Desde que Bai Tu y los demás regresaron a la tribu, Xiong Liao empezó a venir de visita.
Quería llevarse de vuelta a Ying Mian.
Solo que ese intento de “llevarlo de vuelta” ya llevaba casi un mes, y Ying Mian seguía sin ceder.
En realidad, no se podía culpar a Ying Mian.
¿Quién llevaba a casa a una pareja que se había ido sin decir ni una sola palabra suave?
Xiong Liao no sentía en absoluto que su comportamiento tuviera algo de malo.
Persistía en venir cada dos o tres días con algo de comida.
Luego hacía que Ying Mian comiera.
Después de que terminaba, le preguntaba si quería regresar a la tribu.
Ying Mian:
—No regreso.
Xiong Liao:
—Oh.
Después de una pregunta y una respuesta, Xiong Liao volvía a la Tribu Oso Blanco, y Ying Mian se quedaba en la Tribu Conejo de Nieve.
Todos incluso llegaron a sospechar por un tiempo que Xiong Liao en realidad no tenía a Ying Mian en el corazón.

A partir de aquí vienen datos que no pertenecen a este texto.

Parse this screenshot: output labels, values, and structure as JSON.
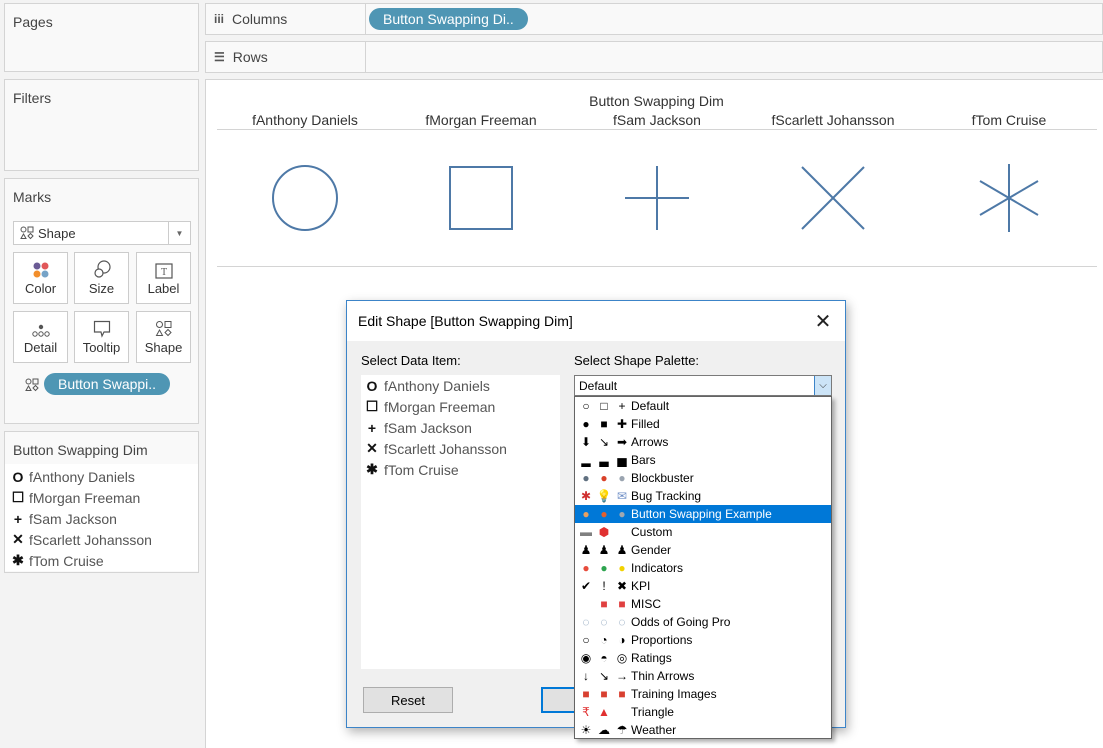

Pero si no le importara, ¿qué líder de tribu iría sin nada mejor que hacer, bajo lluvia intensa, a otra tribu?
Los hombres bestia de la tribu estaban muy confundidos por el comportamiento de Xiong Liao.
En medio, alguien no pudo soportarlo y le dio una sugerencia:
—¿Por qué no reconoces tu error y luego lo consuelas? Ying Mian tiene buen carácter. Seguro volverá contigo.
Xiong Liao respondió con absoluta honestidad:
—Pero no hice nada malo.
El hombre bestia que lo aconsejaba, Bai Qi:
—Sí, sí, no hiciste nada malo. Fue culpa mía.
Bai Qi sintió que había hablado demasiado al intentar decirle eso a Xiong Liao.
Bai Tu también estaba muy indefenso.
Más de una vez había intentado insinuarle algo a Xiong Liao.
Pero descubrió que la percepción de Xiong Liao sobre su relación parecía completamente distinta de la de Ying Mian.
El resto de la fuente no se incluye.